Died of Covid in a ‘separate and unequal’ hospital

“This is a tragedy,” said Dr. Nida Qadir, co-director of the medical intensive care unit at Ronald Reagan UCLA Medical Center, said about the MLK statistics. Her hospital has death rates ‘much lower than that,’ she said, though the hospital did not make that figure public. A new study of patients at 168 hospitals found that about half of Covid’s patients died on ventilators, and that survival varied widely among hospitals.

Dr. Theodore J. Iwashyna, a critical care physician at the University of Michigan, said the differences in hospital outcomes reflect a ‘system choice’. He and others studied patients with complex lung conditions and found that those treated in smaller hospitals with fewer resources and less experience in managing them tended to have poorer survival rates. “Large hospitals had to accept the patients and pull the patients out of it” from MLK, he said.

During the boom in Los Angeles, hospital deaths also increased because fewer mild patients were admitted to the hospital, Dr. Roger J. Lewis, a professor of emergency medicine at Harbor-UCLA Medical Center, who helps analyze Covid data for the country, said. This was probably even more the case in small hospitals like MLK in areas with a high percentage of chronic diseases, he said.
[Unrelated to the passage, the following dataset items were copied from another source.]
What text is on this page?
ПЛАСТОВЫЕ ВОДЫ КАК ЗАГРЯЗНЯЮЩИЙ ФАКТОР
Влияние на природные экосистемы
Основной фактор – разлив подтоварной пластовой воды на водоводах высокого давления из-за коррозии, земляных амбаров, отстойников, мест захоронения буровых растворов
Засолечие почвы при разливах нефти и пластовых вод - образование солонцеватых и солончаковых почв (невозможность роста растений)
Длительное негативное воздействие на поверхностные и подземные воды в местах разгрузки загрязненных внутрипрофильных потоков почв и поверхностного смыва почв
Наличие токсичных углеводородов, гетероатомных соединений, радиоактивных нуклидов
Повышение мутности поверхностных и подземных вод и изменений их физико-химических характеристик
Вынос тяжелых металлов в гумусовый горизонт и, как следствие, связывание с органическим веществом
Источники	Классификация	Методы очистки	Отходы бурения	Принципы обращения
The medical team has Mr. Flores’ wife was invited to the hospital, which was usually closed to visitors during the pandemic. She finds her husband startled and frightened. He did not get enough oxygen, a doctor explained and without a ventilator he could die within two days. Mr. Flores told her he wanted to go home, and then change his mind. He was exhausted and had chest pains, he said. He would try the ventilator because he wanted to live longer for his family.
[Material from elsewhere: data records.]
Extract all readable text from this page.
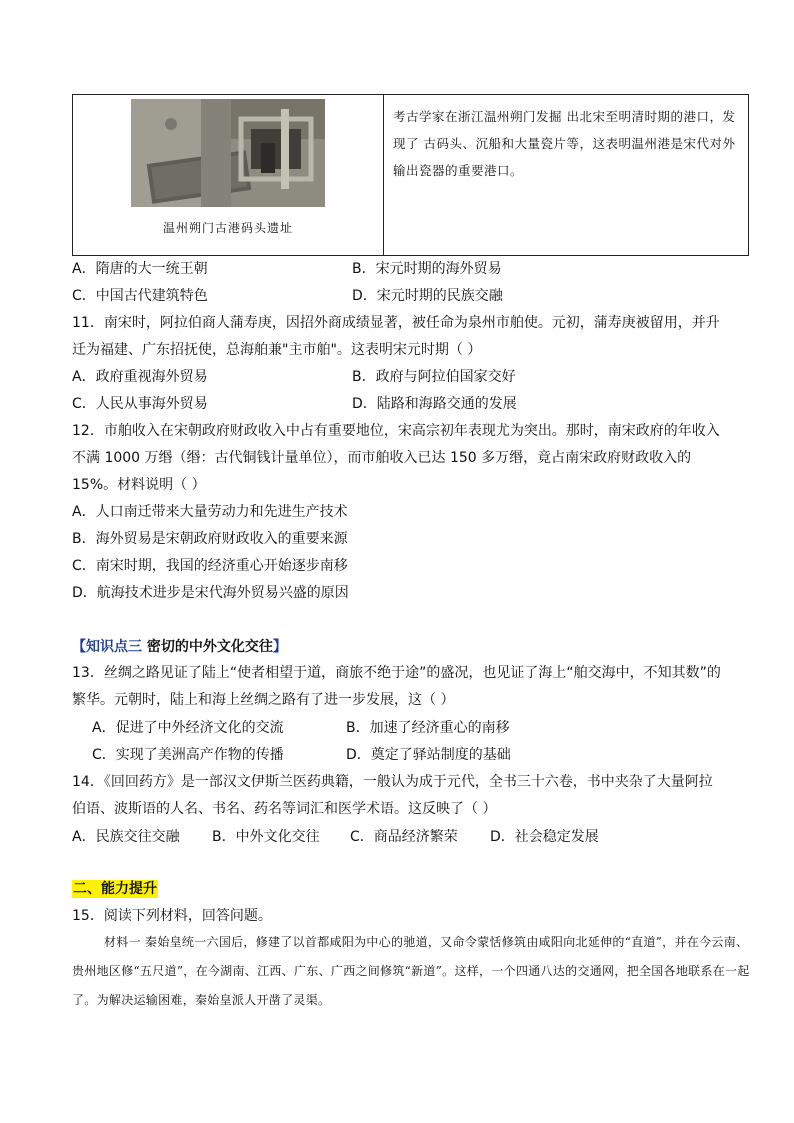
温州朔门古港码头遗址

考古学家在浙江温州朔门发掘 出北宋至明清时期的港口，发现了 古码头、沉船和大量瓷片等，这表明温州港是宋代对外输出瓷器的重要港口。

A．隋唐的大一统王朝	B．宋元时期的海外贸易
C．中国古代建筑特色	D．宋元时期的民族交融
11．南宋时，阿拉伯商人蒲寿庚，因招外商成绩显著，被任命为泉州市舶使。元初，蒲寿庚被留用，并升
迁为福建、广东招抚使，总海舶兼"主市舶"。这表明宋元时期（ ）
A．政府重视海外贸易	B．政府与阿拉伯国家交好
C．人民从事海外贸易	D．陆路和海路交通的发展
12．市舶收入在宋朝政府财政收入中占有重要地位，宋高宗初年表现尤为突出。那时，南宋政府的年收入
不满 1000 万缗（缗：古代铜钱计量单位），而市舶收入已达 150 多万缗，竟占南宋政府财政收入的
15%。材料说明（ ）
A．人口南迁带来大量劳动力和先进生产技术
B．海外贸易是宋朝政府财政收入的重要来源
C．南宋时期，我国的经济重心开始逐步南移
D．航海技术进步是宋代海外贸易兴盛的原因
【知识点三 密切的中外文化交往】
13．丝绸之路见证了陆上“使者相望于道，商旅不绝于途”的盛况，也见证了海上“舶交海中，不知其数”的
繁华。元朝时，陆上和海上丝绸之路有了进一步发展，这（ ）
A．促进了中外经济文化的交流	B．加速了经济重心的南移
C．实现了美洲高产作物的传播	D．奠定了驿站制度的基础
14．《回回药方》是一部汉文伊斯兰医药典籍，一般认为成于元代，全书三十六卷，书中夹杂了大量阿拉
伯语、波斯语的人名、书名、药名等词汇和医学术语。这反映了（ ）
A．民族交往交融 B．中外文化交往 C．商品经济繁荣 D．社会稳定发展
二、能力提升
15．阅读下列材料，回答问题。

材料一 秦始皇统一六国后，修建了以首都咸阳为中心的驰道，又命令蒙恬修筑由咸阳向北延伸的“直道”，并在今云南、贵州地区修“五尺道”，在今湖南、江西、广东、广西之间修筑“新道”。这样，一个四通八达的交通网，把全国各地联系在一起了。为解决运输困难，秦始皇派人开凿了灵渠。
Yet its oxygen levels remained low. Doctors gave him steroids and drugs that counteract blood clots. They turned him on his stomach and even paralyzed him for a while to make the fan work more efficiently. But nothing seems to make a difference. Mr. Flores has ‘cut and dry Covid lung failure’, said dr. Prasso said.
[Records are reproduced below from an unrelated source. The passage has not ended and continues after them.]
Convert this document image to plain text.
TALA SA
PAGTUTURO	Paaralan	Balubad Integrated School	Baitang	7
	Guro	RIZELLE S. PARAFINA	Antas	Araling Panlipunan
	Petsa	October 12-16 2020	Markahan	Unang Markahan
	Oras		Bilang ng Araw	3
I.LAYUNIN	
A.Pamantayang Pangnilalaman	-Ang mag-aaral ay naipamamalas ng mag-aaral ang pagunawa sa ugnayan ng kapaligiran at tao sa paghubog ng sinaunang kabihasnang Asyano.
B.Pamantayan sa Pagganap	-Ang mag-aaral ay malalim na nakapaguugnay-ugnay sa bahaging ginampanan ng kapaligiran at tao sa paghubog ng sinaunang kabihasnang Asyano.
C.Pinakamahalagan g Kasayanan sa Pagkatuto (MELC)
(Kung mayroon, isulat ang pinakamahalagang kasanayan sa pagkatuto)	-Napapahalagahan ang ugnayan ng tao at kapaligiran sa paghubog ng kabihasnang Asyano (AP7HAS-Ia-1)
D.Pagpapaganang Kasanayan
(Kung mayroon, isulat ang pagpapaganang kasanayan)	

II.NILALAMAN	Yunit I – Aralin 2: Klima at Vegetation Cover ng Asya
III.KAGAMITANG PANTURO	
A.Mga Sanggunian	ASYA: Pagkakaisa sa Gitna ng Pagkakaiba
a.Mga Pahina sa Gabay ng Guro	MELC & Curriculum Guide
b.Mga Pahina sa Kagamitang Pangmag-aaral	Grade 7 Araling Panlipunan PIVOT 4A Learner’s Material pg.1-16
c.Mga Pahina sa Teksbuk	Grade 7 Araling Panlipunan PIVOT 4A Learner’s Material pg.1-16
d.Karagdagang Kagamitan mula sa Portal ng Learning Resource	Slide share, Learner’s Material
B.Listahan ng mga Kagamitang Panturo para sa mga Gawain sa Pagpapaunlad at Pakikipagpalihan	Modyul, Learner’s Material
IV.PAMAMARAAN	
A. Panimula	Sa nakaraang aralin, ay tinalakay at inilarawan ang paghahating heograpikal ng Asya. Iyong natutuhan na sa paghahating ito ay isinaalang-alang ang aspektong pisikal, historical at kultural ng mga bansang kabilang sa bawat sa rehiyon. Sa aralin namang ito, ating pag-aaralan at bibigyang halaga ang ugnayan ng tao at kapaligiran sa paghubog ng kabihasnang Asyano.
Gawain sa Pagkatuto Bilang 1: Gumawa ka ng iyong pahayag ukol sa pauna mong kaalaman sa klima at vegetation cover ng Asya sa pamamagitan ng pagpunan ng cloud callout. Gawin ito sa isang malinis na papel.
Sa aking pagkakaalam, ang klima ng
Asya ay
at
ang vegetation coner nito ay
Some Covid patients have one last option: treatment with a machine that gives the lungs a chance to rest and hopefully recover. The procedure, extracorporeal membrane oxygenation, or ECMO, is usually only offered in larger hospitals to patients who meet strict criteria.

Mr. Flores might have been a candidate for it at some point, according to Dr. Christopher Ortiz, a specialist in critical care UCLA, a hospital with the highest rank, who walked into MLK, but dr. Prasso said he had stopped considering treatment. Earlier in the pandemic, he insisted on transferring some MLK patients to hospitals providing ECMO, but eventually gave up.

“We’ve never been successful,” he said. “Nobody wants their insurance.”